You misunderstood us. There are spectacular Indian and Chinese software devs. They are all making market rates or close to it, as they should be. This thread is about dirt cheap offshore teams, where you get what you pay for. Huge difference.
Thank you for your clarification. Are they 10x less efficient than US based S/W developers? I worry we are too complacent thinking we are 10x better where in reality we are not. Regards,
Absolutely. I've said this at least 3 times on this thread alone, software development isn't linear and a good dev can easily be 10x more productive than an OK one. Productive doesn't mean lines of code written, it means good code, well documented, minimal bugs and easy to debug, easy for anyone else to come into later and modify or extend, that does what you want without you having to practically write the code yourself in specs and then have him rewrite over and over because it's still not what you wanted, who understands the underlying business application the code is supposed to accomplish rather than pedantically converting a spec to code, who can suggest better ways to accomplish your underlying goal, or more efficient ways, who can estimate the time required for a job well and meets the deadline promised.... And that's before you start talking about all the devs that destroy value with crap code and bugs that hit your brand, late deliveries of said crap code...In my experience that's what cheap contract offshoring gets you. On the flip side, I've brought top coders from Asia over as paid interns to work in-house for a year while finishing their degrees and gotten spectacular results, so I don't think it's culture as much as adverse selection of who you get when you offshore for cheap.

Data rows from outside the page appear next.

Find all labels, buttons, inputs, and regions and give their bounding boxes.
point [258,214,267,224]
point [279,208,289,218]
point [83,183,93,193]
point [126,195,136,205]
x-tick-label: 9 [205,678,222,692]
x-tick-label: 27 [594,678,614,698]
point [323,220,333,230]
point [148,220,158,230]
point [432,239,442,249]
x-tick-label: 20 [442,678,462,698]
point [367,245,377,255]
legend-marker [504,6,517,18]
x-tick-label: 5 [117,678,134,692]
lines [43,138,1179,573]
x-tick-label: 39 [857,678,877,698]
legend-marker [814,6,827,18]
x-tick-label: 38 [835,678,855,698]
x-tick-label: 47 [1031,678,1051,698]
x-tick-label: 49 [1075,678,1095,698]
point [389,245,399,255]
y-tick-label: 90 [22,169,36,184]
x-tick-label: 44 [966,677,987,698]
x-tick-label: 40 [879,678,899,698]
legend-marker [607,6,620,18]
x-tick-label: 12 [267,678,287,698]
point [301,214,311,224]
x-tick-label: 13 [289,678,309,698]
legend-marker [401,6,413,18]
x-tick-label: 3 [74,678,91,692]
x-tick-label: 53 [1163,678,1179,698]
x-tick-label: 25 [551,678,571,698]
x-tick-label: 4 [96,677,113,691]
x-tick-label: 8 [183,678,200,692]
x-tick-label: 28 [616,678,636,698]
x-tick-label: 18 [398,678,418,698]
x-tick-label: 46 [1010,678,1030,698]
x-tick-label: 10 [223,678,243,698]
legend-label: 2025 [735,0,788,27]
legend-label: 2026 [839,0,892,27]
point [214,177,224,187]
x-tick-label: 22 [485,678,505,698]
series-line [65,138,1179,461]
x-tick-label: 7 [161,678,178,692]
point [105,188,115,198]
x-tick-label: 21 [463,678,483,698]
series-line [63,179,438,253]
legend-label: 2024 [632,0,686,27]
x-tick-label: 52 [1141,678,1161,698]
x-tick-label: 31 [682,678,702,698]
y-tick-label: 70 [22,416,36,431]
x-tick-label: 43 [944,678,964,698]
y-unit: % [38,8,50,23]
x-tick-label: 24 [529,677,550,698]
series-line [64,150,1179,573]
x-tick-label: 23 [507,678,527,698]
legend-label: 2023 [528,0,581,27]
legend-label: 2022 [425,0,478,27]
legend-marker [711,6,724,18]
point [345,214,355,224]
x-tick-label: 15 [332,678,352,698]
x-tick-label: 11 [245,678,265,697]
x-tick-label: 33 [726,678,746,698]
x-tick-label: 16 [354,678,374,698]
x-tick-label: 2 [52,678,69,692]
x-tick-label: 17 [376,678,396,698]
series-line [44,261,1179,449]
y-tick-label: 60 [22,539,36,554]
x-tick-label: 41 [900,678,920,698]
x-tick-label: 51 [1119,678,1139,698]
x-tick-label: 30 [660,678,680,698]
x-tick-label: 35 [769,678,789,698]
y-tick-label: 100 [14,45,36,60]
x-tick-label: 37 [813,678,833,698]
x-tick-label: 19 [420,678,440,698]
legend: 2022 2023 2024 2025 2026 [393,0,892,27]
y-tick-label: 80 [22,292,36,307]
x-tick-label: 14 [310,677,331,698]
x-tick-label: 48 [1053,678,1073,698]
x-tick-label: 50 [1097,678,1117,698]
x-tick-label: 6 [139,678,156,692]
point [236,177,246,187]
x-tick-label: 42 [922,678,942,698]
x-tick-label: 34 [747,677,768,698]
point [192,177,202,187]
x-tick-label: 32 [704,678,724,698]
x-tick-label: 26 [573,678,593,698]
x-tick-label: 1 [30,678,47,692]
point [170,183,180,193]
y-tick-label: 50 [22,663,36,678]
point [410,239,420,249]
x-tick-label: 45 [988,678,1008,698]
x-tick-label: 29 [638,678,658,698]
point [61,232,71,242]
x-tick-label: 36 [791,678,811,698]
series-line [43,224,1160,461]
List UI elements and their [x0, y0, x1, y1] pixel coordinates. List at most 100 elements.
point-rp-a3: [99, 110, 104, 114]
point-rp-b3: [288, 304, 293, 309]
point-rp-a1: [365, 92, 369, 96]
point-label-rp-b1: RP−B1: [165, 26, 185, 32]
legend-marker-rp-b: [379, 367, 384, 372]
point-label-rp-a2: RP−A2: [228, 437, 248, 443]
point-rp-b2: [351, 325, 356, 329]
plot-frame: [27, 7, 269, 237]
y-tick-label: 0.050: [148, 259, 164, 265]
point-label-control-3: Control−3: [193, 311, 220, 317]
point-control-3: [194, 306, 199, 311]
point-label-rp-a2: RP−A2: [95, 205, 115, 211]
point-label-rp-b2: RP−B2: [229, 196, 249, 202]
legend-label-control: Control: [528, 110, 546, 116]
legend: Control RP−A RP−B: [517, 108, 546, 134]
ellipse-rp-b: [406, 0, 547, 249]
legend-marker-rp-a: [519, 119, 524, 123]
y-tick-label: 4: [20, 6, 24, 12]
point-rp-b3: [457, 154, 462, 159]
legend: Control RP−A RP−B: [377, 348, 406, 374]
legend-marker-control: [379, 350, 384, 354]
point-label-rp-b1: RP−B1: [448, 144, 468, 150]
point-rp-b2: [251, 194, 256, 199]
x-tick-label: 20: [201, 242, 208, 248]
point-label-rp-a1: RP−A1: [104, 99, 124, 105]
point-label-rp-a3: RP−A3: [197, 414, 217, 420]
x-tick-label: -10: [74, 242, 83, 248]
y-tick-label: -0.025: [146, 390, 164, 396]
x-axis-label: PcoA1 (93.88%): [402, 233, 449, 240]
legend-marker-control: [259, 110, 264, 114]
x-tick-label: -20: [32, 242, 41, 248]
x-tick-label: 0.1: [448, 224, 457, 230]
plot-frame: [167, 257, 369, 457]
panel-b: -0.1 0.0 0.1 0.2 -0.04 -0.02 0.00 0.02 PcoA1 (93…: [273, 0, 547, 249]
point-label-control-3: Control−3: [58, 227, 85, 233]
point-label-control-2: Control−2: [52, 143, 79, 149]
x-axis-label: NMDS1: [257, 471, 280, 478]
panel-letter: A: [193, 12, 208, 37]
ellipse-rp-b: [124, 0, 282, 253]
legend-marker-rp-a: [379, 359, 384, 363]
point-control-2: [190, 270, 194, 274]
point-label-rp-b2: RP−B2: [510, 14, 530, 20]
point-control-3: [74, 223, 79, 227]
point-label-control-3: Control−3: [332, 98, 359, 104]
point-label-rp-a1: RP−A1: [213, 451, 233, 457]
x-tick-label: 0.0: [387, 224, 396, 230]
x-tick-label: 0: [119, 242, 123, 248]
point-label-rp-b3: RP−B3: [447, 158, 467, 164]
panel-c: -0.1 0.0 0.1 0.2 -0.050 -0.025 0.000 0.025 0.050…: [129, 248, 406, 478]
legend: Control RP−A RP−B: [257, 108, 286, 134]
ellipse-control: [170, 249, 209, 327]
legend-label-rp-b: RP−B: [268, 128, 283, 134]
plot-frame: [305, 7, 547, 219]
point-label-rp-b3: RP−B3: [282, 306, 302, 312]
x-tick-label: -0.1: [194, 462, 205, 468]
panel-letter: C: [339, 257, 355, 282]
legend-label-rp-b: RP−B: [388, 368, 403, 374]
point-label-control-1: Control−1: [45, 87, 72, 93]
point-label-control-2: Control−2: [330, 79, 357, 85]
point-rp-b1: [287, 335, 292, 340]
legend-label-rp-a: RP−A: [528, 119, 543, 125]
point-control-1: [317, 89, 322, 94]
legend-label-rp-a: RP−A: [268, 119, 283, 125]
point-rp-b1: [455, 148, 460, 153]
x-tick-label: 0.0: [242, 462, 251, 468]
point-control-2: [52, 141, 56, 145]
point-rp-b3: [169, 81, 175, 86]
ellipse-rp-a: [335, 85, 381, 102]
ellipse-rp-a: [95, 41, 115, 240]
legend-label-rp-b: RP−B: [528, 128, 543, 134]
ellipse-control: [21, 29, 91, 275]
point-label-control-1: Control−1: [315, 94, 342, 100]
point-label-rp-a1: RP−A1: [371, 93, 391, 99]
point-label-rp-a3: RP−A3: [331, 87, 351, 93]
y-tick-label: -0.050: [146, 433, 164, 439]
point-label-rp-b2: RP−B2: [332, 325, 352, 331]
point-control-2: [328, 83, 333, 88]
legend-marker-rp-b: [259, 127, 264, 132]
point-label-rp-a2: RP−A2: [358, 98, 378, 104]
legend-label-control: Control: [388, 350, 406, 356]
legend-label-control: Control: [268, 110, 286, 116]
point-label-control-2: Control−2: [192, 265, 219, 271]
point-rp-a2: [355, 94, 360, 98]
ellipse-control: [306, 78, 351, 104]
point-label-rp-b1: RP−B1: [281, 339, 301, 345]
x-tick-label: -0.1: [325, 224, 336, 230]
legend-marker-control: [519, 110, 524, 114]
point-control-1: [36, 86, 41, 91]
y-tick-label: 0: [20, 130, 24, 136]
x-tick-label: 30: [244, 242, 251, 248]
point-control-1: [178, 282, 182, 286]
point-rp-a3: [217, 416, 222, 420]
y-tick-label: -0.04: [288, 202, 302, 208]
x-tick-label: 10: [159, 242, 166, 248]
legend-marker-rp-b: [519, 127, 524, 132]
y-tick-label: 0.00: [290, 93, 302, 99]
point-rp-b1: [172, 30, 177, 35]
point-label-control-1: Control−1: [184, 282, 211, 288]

I think that it's ridiculous to assume that a U.S. Developer writes code that is 10x better than an offshore coder. I have worked with some brilliant offshore coders, and some not-so-brilliant U.S. developers. Here, I assume an apples-to-apples comparison. Two people with equivalent experience, intelligence, skill set, and skill level. Say for example a mid-level Dev. In the US, that skill set would cost, say, $110,000/year. If offshored, the same skill set would cost $18k? Why is that same talent so much cheaper offshore? That's a HUGE difference in price. Is someone getting a free lunch here?